Lo que hace esta iniciativa presidencial es tirar por la borda cualquier tipo de limitación. Ante una emergencia económica (que tampoco es muy claro cuando se actualiza esta situación), toma en sus manos todo el presupuesto y lo reorienta a voluntad, sin ningún tipo de restricción ni procedimiento que se le oponga.

Esto explica por qué en el decreto del 23 de abril, en el que el presidente estableció medidas adicionales de austeridad para la administración pública, se dice que “se posponen las acciones y el gasto del gobierno”, salvo una lista de programas en los que, por supuesto, están las obras de infraestructura incuestionables, el apoyo a Pemex y los programas sociales (que, dicho sea de paso, no llegan a 60% de las personas en situación de pobreza). Con la ley actual era muy poco probable que el presidente pudiera implementar un congelamiento masivo del presupuesto aprobado para todas las dependencias: esa es, justamente, la razón de ser de esta iniciativa. Mención aparte merece la extraña, y hasta ilegal, técnica legislativa presidencial de emitir un decreto para aplicar una facultad que no tiene, pero que espera recibir rápida y eficazmente por parte de sus legisladores en ambas cámaras.

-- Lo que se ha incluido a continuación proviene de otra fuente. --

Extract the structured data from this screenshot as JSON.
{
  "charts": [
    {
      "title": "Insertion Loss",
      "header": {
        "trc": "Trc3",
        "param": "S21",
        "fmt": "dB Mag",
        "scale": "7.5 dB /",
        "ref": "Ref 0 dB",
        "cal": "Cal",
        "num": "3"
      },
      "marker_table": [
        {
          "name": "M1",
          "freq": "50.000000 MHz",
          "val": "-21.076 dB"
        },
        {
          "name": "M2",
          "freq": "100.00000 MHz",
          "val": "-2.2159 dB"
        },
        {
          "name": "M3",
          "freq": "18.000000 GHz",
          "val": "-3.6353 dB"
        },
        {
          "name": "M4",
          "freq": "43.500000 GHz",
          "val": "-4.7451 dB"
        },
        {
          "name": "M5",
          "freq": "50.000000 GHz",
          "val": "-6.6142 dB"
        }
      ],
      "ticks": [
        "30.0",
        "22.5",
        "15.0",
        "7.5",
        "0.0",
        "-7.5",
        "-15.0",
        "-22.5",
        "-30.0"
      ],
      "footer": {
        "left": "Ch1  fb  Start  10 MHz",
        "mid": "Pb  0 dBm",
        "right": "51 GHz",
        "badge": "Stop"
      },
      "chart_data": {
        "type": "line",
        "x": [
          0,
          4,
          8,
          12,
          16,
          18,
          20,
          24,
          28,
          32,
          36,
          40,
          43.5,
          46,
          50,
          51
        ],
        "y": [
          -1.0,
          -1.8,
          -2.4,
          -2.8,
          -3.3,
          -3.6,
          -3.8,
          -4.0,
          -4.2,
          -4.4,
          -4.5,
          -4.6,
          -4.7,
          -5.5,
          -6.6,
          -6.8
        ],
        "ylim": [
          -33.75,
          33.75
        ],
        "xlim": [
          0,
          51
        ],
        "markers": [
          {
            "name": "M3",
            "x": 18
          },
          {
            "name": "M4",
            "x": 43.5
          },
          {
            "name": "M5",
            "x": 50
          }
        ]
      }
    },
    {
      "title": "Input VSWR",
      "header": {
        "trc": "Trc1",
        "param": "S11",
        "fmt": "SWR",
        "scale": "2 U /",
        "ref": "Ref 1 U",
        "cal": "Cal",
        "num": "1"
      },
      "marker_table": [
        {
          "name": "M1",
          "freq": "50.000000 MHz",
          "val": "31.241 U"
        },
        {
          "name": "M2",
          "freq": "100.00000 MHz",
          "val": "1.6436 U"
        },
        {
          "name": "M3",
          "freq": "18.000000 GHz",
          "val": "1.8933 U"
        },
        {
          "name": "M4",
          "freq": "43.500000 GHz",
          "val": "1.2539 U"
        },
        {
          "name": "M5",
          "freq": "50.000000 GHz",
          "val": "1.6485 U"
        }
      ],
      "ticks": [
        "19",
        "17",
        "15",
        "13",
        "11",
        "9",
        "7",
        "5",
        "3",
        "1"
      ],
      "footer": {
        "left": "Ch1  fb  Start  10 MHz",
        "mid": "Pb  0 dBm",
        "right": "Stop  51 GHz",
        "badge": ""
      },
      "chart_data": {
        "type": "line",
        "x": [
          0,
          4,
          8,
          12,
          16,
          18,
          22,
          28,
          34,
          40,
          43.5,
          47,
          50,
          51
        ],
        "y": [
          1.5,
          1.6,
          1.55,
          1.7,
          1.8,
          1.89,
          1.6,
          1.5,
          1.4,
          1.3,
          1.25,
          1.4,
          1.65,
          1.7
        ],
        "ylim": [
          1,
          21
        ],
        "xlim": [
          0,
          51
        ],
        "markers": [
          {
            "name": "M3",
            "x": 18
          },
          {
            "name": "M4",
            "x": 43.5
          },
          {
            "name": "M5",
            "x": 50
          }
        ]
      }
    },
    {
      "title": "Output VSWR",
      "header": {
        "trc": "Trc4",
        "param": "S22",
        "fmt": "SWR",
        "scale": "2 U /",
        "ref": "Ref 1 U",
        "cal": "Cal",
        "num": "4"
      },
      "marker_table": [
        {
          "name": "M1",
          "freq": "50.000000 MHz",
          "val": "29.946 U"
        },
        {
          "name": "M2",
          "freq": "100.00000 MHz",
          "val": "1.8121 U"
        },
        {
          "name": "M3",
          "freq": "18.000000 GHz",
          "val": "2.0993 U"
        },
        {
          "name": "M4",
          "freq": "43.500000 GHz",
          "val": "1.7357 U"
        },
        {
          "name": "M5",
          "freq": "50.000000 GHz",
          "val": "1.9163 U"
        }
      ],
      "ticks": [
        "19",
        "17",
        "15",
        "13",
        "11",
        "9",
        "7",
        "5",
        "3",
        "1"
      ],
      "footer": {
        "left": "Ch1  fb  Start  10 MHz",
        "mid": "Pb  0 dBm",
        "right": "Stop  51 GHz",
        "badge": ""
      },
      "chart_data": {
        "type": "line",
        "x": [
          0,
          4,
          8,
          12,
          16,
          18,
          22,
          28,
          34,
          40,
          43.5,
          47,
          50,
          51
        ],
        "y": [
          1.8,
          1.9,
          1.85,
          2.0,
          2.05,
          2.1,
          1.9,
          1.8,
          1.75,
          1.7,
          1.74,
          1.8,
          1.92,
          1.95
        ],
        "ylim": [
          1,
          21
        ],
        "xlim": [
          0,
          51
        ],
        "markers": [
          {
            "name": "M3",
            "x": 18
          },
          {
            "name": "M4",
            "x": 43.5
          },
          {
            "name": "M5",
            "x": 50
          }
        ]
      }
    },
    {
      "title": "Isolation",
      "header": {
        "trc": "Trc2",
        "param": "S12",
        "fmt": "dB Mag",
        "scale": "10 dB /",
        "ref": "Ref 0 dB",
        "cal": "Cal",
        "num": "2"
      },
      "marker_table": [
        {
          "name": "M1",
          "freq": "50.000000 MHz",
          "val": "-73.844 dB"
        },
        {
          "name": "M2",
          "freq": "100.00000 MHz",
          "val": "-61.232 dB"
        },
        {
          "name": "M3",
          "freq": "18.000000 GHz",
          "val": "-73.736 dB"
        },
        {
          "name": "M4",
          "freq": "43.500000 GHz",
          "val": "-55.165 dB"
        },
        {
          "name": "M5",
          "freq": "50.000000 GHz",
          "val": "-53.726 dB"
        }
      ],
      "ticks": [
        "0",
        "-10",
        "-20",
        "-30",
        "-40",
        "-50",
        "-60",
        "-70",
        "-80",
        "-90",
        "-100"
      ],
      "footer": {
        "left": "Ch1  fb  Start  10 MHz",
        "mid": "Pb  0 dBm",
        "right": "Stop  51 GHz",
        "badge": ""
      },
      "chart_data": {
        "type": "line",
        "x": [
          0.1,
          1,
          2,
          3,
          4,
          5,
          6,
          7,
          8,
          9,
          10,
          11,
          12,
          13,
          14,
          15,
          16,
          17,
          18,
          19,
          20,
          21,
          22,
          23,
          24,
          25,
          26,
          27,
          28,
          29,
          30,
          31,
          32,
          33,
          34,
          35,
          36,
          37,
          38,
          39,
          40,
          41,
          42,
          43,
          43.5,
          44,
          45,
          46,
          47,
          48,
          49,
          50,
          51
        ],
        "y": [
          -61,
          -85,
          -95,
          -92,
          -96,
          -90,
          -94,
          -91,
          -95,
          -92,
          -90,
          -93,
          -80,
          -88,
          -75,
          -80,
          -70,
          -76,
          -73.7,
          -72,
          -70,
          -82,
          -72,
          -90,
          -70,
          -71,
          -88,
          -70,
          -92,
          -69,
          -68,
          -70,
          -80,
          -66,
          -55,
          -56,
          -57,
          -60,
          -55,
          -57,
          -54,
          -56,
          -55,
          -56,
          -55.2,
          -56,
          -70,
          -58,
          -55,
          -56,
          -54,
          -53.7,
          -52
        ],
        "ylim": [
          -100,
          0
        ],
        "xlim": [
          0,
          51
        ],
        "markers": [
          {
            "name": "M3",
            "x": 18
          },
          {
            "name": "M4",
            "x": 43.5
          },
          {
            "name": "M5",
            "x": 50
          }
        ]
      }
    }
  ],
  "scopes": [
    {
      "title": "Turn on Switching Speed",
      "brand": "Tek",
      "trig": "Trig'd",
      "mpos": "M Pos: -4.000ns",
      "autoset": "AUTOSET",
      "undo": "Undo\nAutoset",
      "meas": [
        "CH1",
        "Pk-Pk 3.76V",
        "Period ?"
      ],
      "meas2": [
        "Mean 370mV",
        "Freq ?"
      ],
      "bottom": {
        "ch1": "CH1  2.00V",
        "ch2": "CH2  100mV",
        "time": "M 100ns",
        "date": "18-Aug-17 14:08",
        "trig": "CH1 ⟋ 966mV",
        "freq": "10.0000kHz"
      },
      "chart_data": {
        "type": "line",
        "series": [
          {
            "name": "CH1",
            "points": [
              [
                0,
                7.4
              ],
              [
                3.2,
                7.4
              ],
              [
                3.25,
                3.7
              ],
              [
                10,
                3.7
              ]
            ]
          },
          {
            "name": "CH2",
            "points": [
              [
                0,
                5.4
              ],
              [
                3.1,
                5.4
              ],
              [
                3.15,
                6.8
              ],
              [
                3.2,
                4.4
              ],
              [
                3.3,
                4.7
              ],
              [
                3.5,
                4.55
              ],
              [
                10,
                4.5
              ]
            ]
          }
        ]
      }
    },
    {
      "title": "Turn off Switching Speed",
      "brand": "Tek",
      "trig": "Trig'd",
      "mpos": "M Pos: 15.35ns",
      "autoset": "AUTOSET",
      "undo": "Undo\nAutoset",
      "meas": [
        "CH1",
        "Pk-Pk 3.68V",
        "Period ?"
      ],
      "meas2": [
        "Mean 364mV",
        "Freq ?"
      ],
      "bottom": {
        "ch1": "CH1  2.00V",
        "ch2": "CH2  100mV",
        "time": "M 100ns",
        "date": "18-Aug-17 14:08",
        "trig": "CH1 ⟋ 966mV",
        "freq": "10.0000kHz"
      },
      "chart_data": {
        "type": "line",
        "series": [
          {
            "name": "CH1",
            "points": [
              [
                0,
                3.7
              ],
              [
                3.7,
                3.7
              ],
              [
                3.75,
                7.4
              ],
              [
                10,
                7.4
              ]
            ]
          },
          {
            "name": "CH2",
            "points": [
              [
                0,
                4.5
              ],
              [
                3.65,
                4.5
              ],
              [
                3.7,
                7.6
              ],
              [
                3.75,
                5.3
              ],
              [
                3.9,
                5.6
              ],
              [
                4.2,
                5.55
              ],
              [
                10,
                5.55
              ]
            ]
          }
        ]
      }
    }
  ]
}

Una vez que ambas piezas estén colocadas, el decreto de austeridad y las nuevas facultades de redireccionamiento por emergencia, tendremos a un presidente capaz de hacer con el presupuesto lo que él decida, sin que nada ni nadie pueda oponérsele; sin tener que detenerse en ninguna trivialidad procedimental o deliberativa, y todo será perfectamente legal. Esto no es una cuestión menor: significaría un paso gigantesco, tal vez el más importante de este sexenio, para eliminar los pesos y contrapesos, pues en el presupuesto se refleja toda la política pública. En lugar de corregir aquellos elementos que permitieron hacer del presidente una figura casi omnipotente durante la hegemonía del PRI, y que fueron objeto de crítica por décadas por parte de la oposición, la apuesta de Morena es ampliarlos todavía más. Tal vez por eso Andrés Manuel López Obrador nos dijo que esta crisis le vino “como anillo al dedo”: para darle más poder al poder.